Stolen ‘Wizard of Oz’ ruby slippers will go on an international tour and then be auctioned
A pair of ruby slippers worn by Judy Garland in “The Wizard of Oz” were returned to their owner, nearly two decades after the iconic shoes were stolen from a museum in the late actor’s hometown. But “No Place Like Home?” Not exactly.
The memorabilia collector who owns the iconic shoes immediately turned them over to an auction company, which plans to take them on an international tour before offering them at auction in December, an official with Dallas-based Heritage Auctions said Monday.
The ruby slippers were at the heart of the beloved 1939 musical. Garland’s character, Dorothy, danced down the Yellow Brick Road in her shiny shoes, accompanied by the Scarecrow, the Tin Man and the Cowardly Lion. To return to Kansas, she had to click her heels three times and repeat, “There’s no place like home.”
In reality, Garland wore several pairs during filming. There are only four left.
Memorabilia collector Michael Shaw’s ruby slippers were believed to be of the highest quality; they were used in close-ups of Dorothy clicking her heels. Shaw loaned them to the Judy Garland Museum in Grand Rapids, Minnesota, in 2005.
That summer, someone smashed a display case and stole the slippers covered in sequins and beads. Their whereabouts remained a mystery until the FBI recovered them in 2018.
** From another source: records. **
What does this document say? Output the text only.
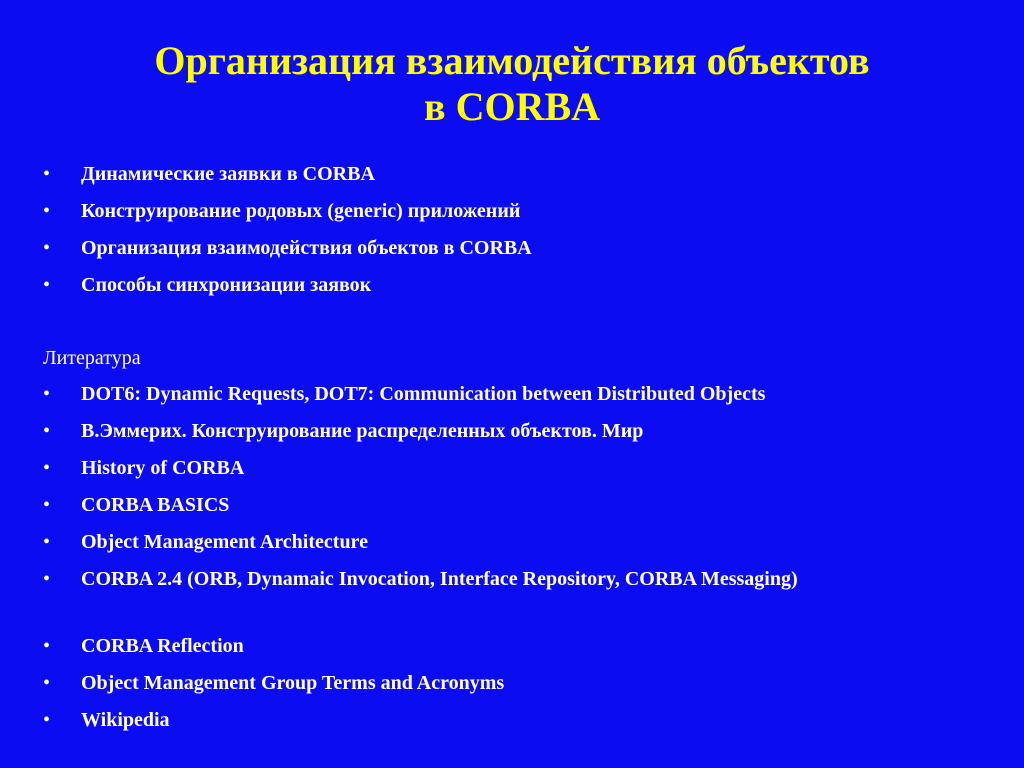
Организация взаимодействия объектов
в CORBA
• Динамические заявки в CORBA
• Конструирование родовых (generic) приложений
• Организация взаимодействия объектов в CORBA
• Способы синхронизации заявок
Литература
• DOT6: Dynamic Requests, DOT7: Communication between Distributed Objects
• В.Эммерих. Конструирование распределенных объектов. Мир
• History of CORBA
• CORBA BASICS
• Object Management Architecture
• CORBA 2.4 (ORB, Dynamaic Invocation, Interface Repository, CORBA Messaging)
• CORBA Reflection
• Object Management Group Terms and Acronyms
• Wikipedia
The slippers were returned to Shaw in a ceremony in February, but details were not announced until Monday.
“It’s like seeing an old friend that I haven’t seen in years,” Shaw said in a press release.
The Dallas-based auction company said the slippers tour will include stops in Los Angeles, New York, London and Tokyo. Dates were not announced.
“You cannot overstate the importance of Dorothy’s ruby slippers: they are the most important prop in Hollywood history,” Joe Maddalena, Executive Vice President of Heritage Auctions, said in the press release.
The man who stole the slippers, Terry Jon Martin, 76, pleaded guilty in October to theft of a large work of art. He admitted using a hammer to smash the glass of the museum door and display case, which his lawyer said was an attempt to pull out the slippers. of “one last score” after turning away from a life of crime. He was sentenced to prison in January due to his poor health.
An indictment made public Sunday revealed that a second man, 76-year-old Jerry Hal Saliterman, has been charged with theft of a major work of art and witness tampering. He did not enter a plea when he made his first appearance in U.S. District Court in St. Paul on Friday, sitting in a wheelchair and receiving supplemental oxygen.
The indictment states that from August 2005 to July 2018, Saliterman “received, concealed and discarded an item of cultural heritage” — specifically “an authentic pair of ‘ruby slippers’ worn by Judy Garland in the film ‘The Wizard of Oz’ dated 1939. .'” The indictment says Saliterman knew they were stolen. It also says that, sometime last year, he threatened to release a sex tape of a woman and “take her with him” if she didn’t keep quiet about the crime…
Saliterman’s attorney, John Brink, declined to discuss the case in depth Friday but said his client is not guilty.
“He didn’t do anything wrong,” Brink said.
Court documents do not indicate how Martin and Saliterman may have been connected.
Martin said at a hearing in October that he had hoped to extract what he believed to be genuine rubies from the shoes and sell them. But someone dealing in stolen goods told him the rubies weren’t real, Martin said. So he took off the slippers.
Attorney Dane DeKrey wrote in a court document that Martin had no idea of the cultural significance of the ruby slippers and that he had never seen “The Wizard of Oz.”
The FBI said a man approached the insurer in 2017, claiming he could help get them back, but demanded more than the $200,000 reward that was offered. The slippers were recovered the following year during an FBI sting in Minneapolis. Federal prosecutors estimate the market value of the slippers at about $3.5 million.
The other pairs of slippers are owned by the Academy of Motion Picture Arts and Sciences, the Smithsonian Museum of American History and a private collector.
Garland was born Frances Gumm in 1922. She lived in Grand Rapids until she was four, when her family moved to Los Angeles. She died in 1969. The Judy Garland Museum, which includes the house where she lived, claims to have the largest collection of Garland and “Wizard of Oz” memorabilia in the world.